A 5.9-magnitude earthquake hit northwestern Iran overnight, killing at least three people and injuring more than 800 in the region near the border with Turkey, state officials and media said Sunday.
Panicked residents fled their homes as buildings collapsed and rubble crushed cars, with hundreds seeking shelter from freezing winter conditions in evacuation centres as more than 20 aftershocks rattled the region.
The shallow quake hit the city of Khoy, with a population of around 200,000, in West Azerbaijan province at 9:44 pm (1814 GMT) Saturday, said the Seismological Center of the University of Tehran.

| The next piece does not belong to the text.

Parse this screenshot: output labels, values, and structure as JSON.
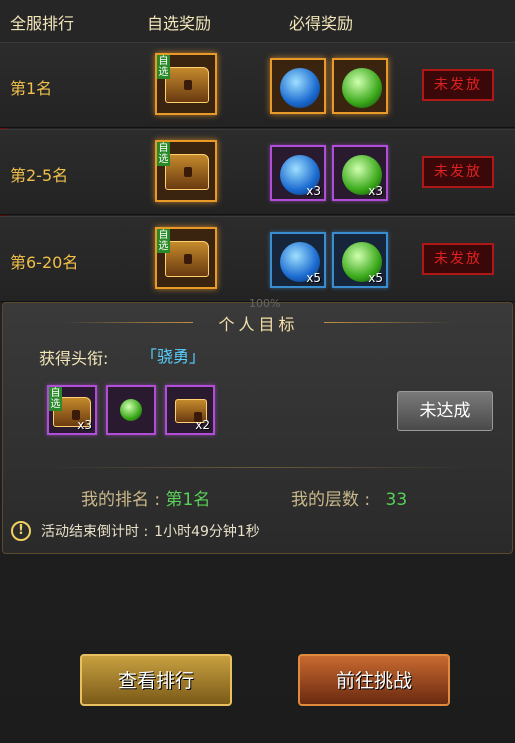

In February 2020, a 5.7-magnitude earthquake struck the western Turkey village of Habash-e Olya and killed at least nine people.
Iran’s deadliest recorded quake was a 7.4-magnitude tremor in 1990 that killed 40,000 people, injured 300,000 and left half a million homeless in the country’s north.
In 2003, a 6.6-magnitude quake in southeastern Iran levelled the ancient mud-brick city of Bam and killed at least 31,000 people.
In November 2017, a 7.3-magnitude quake in Iran’s western province of Kermanshah killed 620 people.
And in December 2019 and January 2020, two earthquakes struck near Iran’s Bushehr nuclear power plant.
Iran’s Gulf Arab neighbours have raised concerns about the reliability of the country’s sole nuclear power facility and the risk of radioactive leaks in case of a major earthquake.